KP: In my experience, the most-successful innovators remain true to their vision (the what) but flexible on the path to achieve it (the how).
LG: Being able to distinguish the what from the how is critical to moonshots. Very competent CEOs have the insight to know the difference, or surround themselves with people who can instill that distinction even through the temptation of “shiny objects.”
YS: What are the top-three success factors for government and industry to work together and create moonshots?
KP: I think it’s all about the leadership at the top. How do leaders create a spirit of collaboration and success that puts the achievement of the moonshot above the individual contributions and agendas of public, private sector entities and academia? That requires strong, charismatic leadership and an unwavering commitment to the common purpose of the moonshot.
That said, the scale and effectiveness of the Apollo 11 moonshot was, and remains unprecedented, and was certainly fuelled by the charismatic leadership of JFK, the ongoing commitment after his death to achieve what he had started. It also benefited from having people aligned around a common and powerful enemy – the Soviet Union and the communist threat.
YS: What are some ways people can awaken their inner creativity, and set “personal moonshots?”
KP: We talk a lot in the book about how to strike the balance between aspirational and achievable - which is not trivial. The key is to have the objective be both inspiring and possible. Then, the most critical piece is to deconstruct the process and create milestones along the way that measure success in the currency of the personal moonshot.
One example we often use is the personal moonshot of wanting to lose 10 pounds in three months. Effective milestones for losing 10 pounds are in the currency of pounds lost. So, what’s not effective is establishing milestones unrelated to weight loss - like exercise three days a week, and eat more vegetables. To be effective, it’s critical to create goals that are in the currency of the end goal: lose four pounds by the end of the first 30 days, lose a total of seven pounds by the end of 60 days, and 10 pounds by the end of 90 days.
LG: Personal moonshots are empowered by the participation of others. Serve your personal goal or intention by creating a “board” who will challenge you, provide partnership, and by whom you are slightly scared!
YS: What is your next book going to be about?
KP: Funny - when we wrote the book, we thought that once it was released we could sit back and relax. But it turns out that there is as much work later to make it successful, after the huge task of writing, editing, proofing etc., is complete. We’re still in that phase, so I personally don’t have much of an appetite to write the next book yet.
LG: I have found that publishing this book has extended and deepened my conversations with clients. That is what is currently exciting in my work, and it may be a while before I have enough breathing space to think about a next book.
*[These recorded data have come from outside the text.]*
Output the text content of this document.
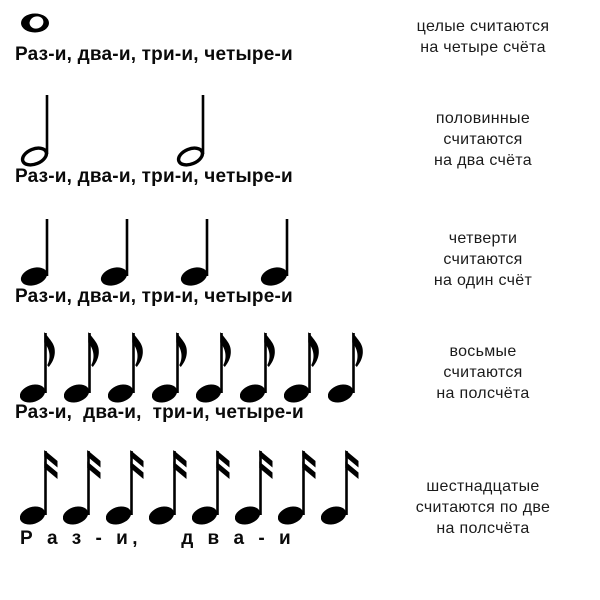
Раз-и, два-и, три-и, четыре-и
целые считаются
на четыре счёта
Раз-и, два-и, три-и, четыре-и
половинные
считаются
на два счёта
Раз-и, два-и, три-и, четыре-и
четверти
считаются
на один счёт
Раз-и,  два-и,  три-и, четыре-и
восьмые
считаются
на полсчёта
Р а з - и,    д в а - и
шестнадцатые
считаются по две
на полсчёта
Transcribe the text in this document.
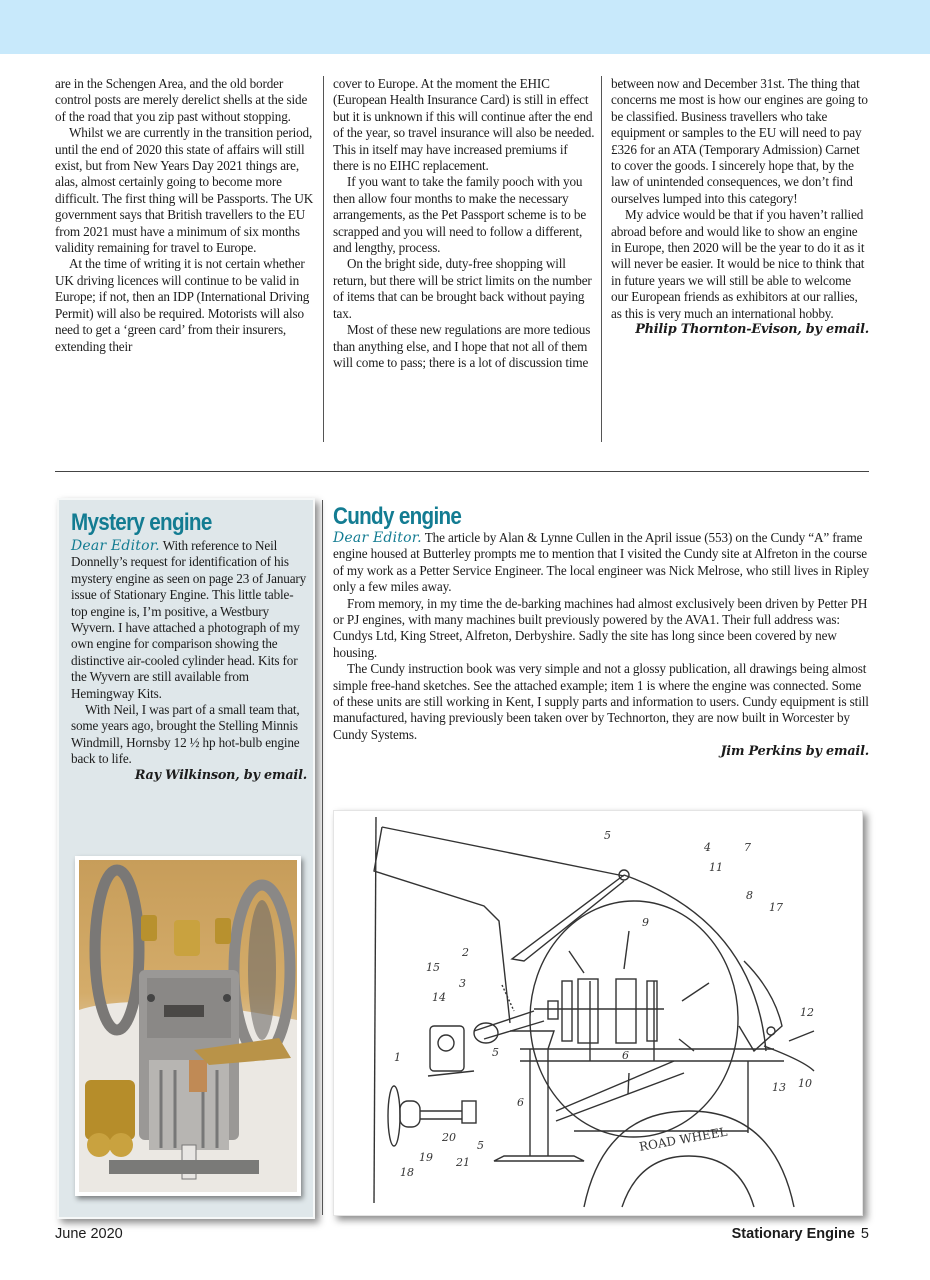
are in the Schengen Area, and the old border control posts are merely derelict shells at the side of the road that you zip past without stopping.

Whilst we are currently in the transition period, until the end of 2020 this state of affairs will still exist, but from New Years Day 2021 things are, alas, almost certainly going to become more difficult. The first thing will be Passports. The UK government says that British travellers to the EU from 2021 must have a minimum of six months validity remaining for travel to Europe.

At the time of writing it is not certain whether UK driving licences will continue to be valid in Europe; if not, then an IDP (International Driving Permit) will also be required. Motorists will also need to get a ‘green card’ from their insurers, extending their

cover to Europe. At the moment the EHIC (European Health Insurance Card) is still in effect but it is unknown if this will continue after the end of the year, so travel insurance will also be needed. This in itself may have increased premiums if there is no EIHC replacement.

If you want to take the family pooch with you then allow four months to make the necessary arrangements, as the Pet Passport scheme is to be scrapped and you will need to follow a different, and lengthy, process.

On the bright side, duty-free shopping will return, but there will be strict limits on the number of items that can be brought back without paying tax.

Most of these new regulations are more tedious than anything else, and I hope that not all of them will come to pass; there is a lot of discussion time

between now and December 31st. The thing that concerns me most is how our engines are going to be classified. Business travellers who take equipment or samples to the EU will need to pay £326 for an ATA (Temporary Admission) Carnet to cover the goods. I sincerely hope that, by the law of unintended consequences, we don’t find ourselves lumped into this category!

My advice would be that if you haven’t rallied abroad before and would like to show an engine in Europe, then 2020 will be the year to do it as it will never be easier. It would be nice to think that in future years we will still be able to welcome our European friends as exhibitors at our rallies, as this is very much an international hobby.

Philip Thornton-Evison, by email.

Mystery engine

Dear Editor. With reference to Neil Donnelly’s request for identification of his mystery engine as seen on page 23 of January issue of Stationary Engine. This little table-top engine is, I’m positive, a Westbury Wyvern. I have attached a photograph of my own engine for comparison showing the distinctive air-cooled cylinder head. Kits for the Wyvern are still available from Hemingway Kits.

With Neil, I was part of a small team that, some years ago, brought the Stelling Minnis Windmill, Hornsby 12 ½ hp hot-bulb engine back to life.

Ray Wilkinson, by email.

Cundy engine

Dear Editor. The article by Alan & Lynne Cullen in the April issue (553) on the Cundy “A” frame engine housed at Butterley prompts me to mention that I visited the Cundy site at Alfreton in the course of my work as a Petter Service Engineer. The local engineer was Nick Melrose, who still lives in Ripley only a few miles away.

From memory, in my time the de-barking machines had almost exclusively been driven by Petter PH or PJ engines, with many machines built previously powered by the AVA1. Their full address was: Cundys Ltd, King Street, Alfreton, Derbyshire. Sadly the site has long since been covered by new housing.

The Cundy instruction book was very simple and not a glossy publication, all drawings being almost simple free-hand sketches. See the attached example; item 1 is where the engine was connected. Some of these units are still working in Kent, I supply parts and information to users. Cundy equipment is still manufactured, having previously been taken over by Technorton, they are now built in Worcester by Cundy Systems.

Jim Perkins by email.

ROAD WHEEL
1
2
3
4
5
5
5
6
6
7
8
9
10
11
12
13
14
15
17
18
19
20
21
June 2020	Stationary Engine 5
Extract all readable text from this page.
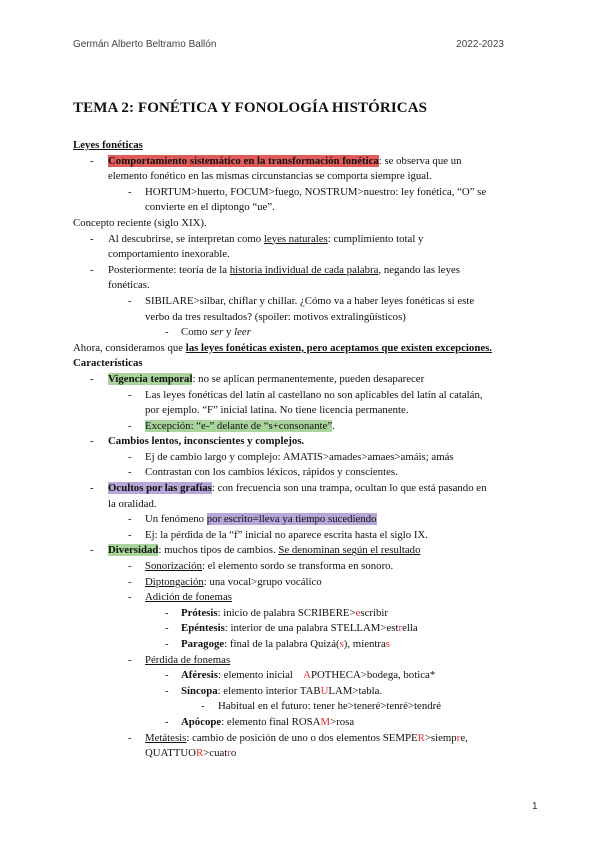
Germán Alberto Beltramo Ballón	2022-2023
TEMA 2: FONÉTICA Y FONOLOGÍA HISTÓRICAS
Leyes fonéticas
- Comportamiento sistemático en la transformación fonética: se observa que un
elemento fonético en las mismas circunstancias se comporta siempre igual.
- HORTUM>huerto, FOCUM>fuego, NOSTRUM>nuestro: ley fonética, “O” se
convierte en el diptongo “ue”.
Concepto reciente (siglo XIX).
- Al descubrirse, se interpretan como leyes naturales: cumplimiento total y
comportamiento inexorable.
- Posteriormente: teoría de la historia individual de cada palabra, negando las leyes
fonéticas.
- SIBILARE>silbar, chiflar y chillar. ¿Cómo va a haber leyes fonéticas si este
verbo da tres resultados? (spoiler: motivos extralingüísticos)
- Como ser y leer
Ahora, consideramos que las leyes fonéticas existen, pero aceptamos que existen excepciones.
Características
- Vigencia temporal: no se aplican permanentemente, pueden desaparecer
- Las leyes fonéticas del latín al castellano no son aplicables del latín al catalán,
por ejemplo. “F” inicial latina. No tiene licencia permanente.
- Excepción: “e-” delante de “s+consonante”.
- Cambios lentos, inconscientes y complejos.
- Ej de cambio largo y complejo: AMATIS>amades>amaes>amáis; amás
- Contrastan con los cambios léxicos, rápidos y conscientes.
- Ocultos por las grafías: con frecuencia son una trampa, ocultan lo que está pasando en
la oralidad.
- Un fenómeno por escrito=lleva ya tiempo sucediendo
- Ej: la pérdida de la “f” inicial no aparece escrita hasta el siglo IX.
- Diversidad: muchos tipos de cambios. Se denominan según el resultado
- Sonorización: el elemento sordo se transforma en sonoro.
- Diptongación: una vocal>grupo vocálico
- Adición de fonemas
- Prótesis: inicio de palabra SCRIBERE>escribir
- Epéntesis: interior de una palabra STELLAM>estrella
- Paragoge: final de la palabra Quizá(s), mientras
- Pérdida de fonemas
- Aféresis: elemento inicial    APOTHECA>bodega, botica*
- Síncopa: elemento interior TABULAM>tabla.
- Habitual en el futuro: tener he>teneré>tenré>tendré
- Apócope: elemento final ROSAM>rosa
- Metátesis: cambio de posición de uno o dos elementos SEMPER>siempre,
QUATTUOR>cuatro
1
YS: What is your parting message to the startups and aspiring entrepreneurs in our audience?
KP: I think it goes back to your previous question about how to strike that delicate balance between sticking to your vision and adapting to a changed world. It’s related to the concept of “strong opinions loosely held.” Be clear and committed to your vision, and take meaningful steps toward achieving it every day, while at the same time being flexible and adaptable as to how to accomplish it.
Also, in our experience, moonshots are endeavours for which the journey is the reward. So much goodness comes in the pursuit of a moonshot, and it’s important to recognise and savour that goodness every step along the way. That’s the rocket fuel that keeps the mission fuelled and moving forward.
LG: Enacting a moonshot is about focus and simplicity. This is not easy. This is especially not easy with smart people who bring much competence to the table. Moonshots cannot get off the ground without a vision and inspiration that has those involved be inspired and moved every day, and it starts with you.